Implement a correct batched beam search decoder for autoregressive generation in pure NumPy.

Simulate a minimal language model:

  • vocab_size = 1000
  • d_model = 64
  • Use random embeddings + 1 transformer block with random weights (correctness depends on beam search logic, not model quality)

Requirements:

  1. MULTI-BATCH SUPPORT:

    • Accept prompt_token_ids: list[list[int]] — one prompt per batch item
    • beam_width K per batch item
    • Each batch item's beams are INDEPENDENT (no cross-contamination between different prompts)
  2. PER-STEP BEAM EXPANSION:

    • For each UNFINISHED beam, compute logits for the next token
    • Take top-(2*K) candidates per beam (not just top-K, to preserve diversity)
    • Compute total logprob = accumulated_logprob + new_logprob
    • Pool all candidates across all beams, sort globally by total logprob (most negative = worst), take top K
    • These K become the active beams for the next step
  3. LENGTH PENALTY (for ranking only, not for accumulated score):

    • adjusted_score = accumulated_logprob / (generated_length ^ alpha)
    • alpha is a hyperparameter (default 0.6)
    • The accumulated logprob is NEVER modified by length penalty — it stays as the raw sum of logprobs
    • Length penalty is used ONLY when comparing beams for ranking/selection
    • generated_length = number of NEW tokens generated (NOT including prompt tokens — the prompt does not count toward length penalty)
  4. EOS HANDLING (the critical part — get this right):

    • When a beam produces token_id == eos_token:
      • Mark that beam as FINISHED
      • Freeze its accumulated_logprob and generated_length
      • The beam STAYS in the pool — it competes with unfinished beams
    • At each step, the top-K selection pool includes BOTH: (a) all FINISHED beams, and (b) all candidates from expanding UNFINISHED beams
    • If all K beams in a batch item are finished, that item stops expanding
    • If all batch items have K finished beams, stop early
    • IMPORTANT: Do NOT remove finished beams from the pool.

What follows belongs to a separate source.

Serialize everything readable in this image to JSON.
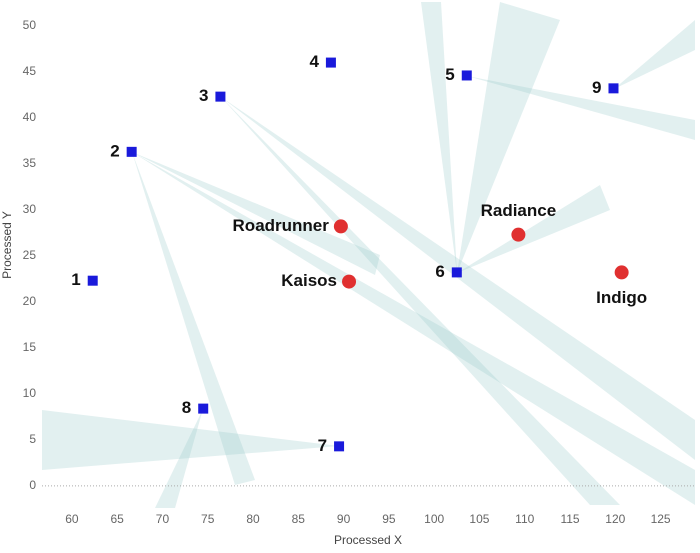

They must compete against unfinished beams using their length-penalized scores. If you remove them, a short, high-confidence sequence that hit EOS early will be wrongly discarded in favor of a longer, lower-confidence sequence.
  5. RETURN:

    • For each batch item: a list of K sequences (generated token IDs only, NOT including prompt tokens), sorted by length-penalized score descending (best/highest score first)
    • Each sequence's score = accumulated_logprob / (len(seq) ^ alpha)
  6. EDGE CASES:

    • If max_new_tokens is reached before K beams finish, return the best K (finished + unfinished) by length-penalized score
    • A batch item may end with fewer than K finished beams (if max_new_tokens hit). Return whatever is available.
    • Log-space accumulation: keep everything in log space; avoid unnecessary exp/log conversions. Don't let very negative numbers cause underflow.

Deliver:

  • A class or function batched_beam_search(prompts, beam_width, max_new_tokens, alpha, eos_token_id) that returns the K best sequences per batch item
  • Test 1: Single batch item, K=1, short prompt, alpha=0 → verify this behaves identically to greedy decoding (always pick argmax)
  • Test 2: batch=2, beam_width=3, different prompt lengths [3, 5], alpha=0.6 → verify per-batch independence: beams from prompt 0 never interact with beams from prompt 1
  • Test 3: THE EOS RETENTION TEST. Monkey-patch or modify the model's forward pass so that at step 1, one beam produces EOS with total logprob=-3.0 while another beam continues with logprob=-4.0. At step 2, the continuing beam has logprob=-5.0. Verify that the EOS beam with score=-3.0 is correctly returned as the winner (even though it stopped early). If you had removed EOS beams from the pool, the unfinished beam with score=-5.0 would wrongly win. This test distinguishes correct from buggy implementations.
  • Comments explaining why finished beams must NOT be removed from the pool

Use only NumPy. No PyTorch, JAX, TensorFlow, or autograd.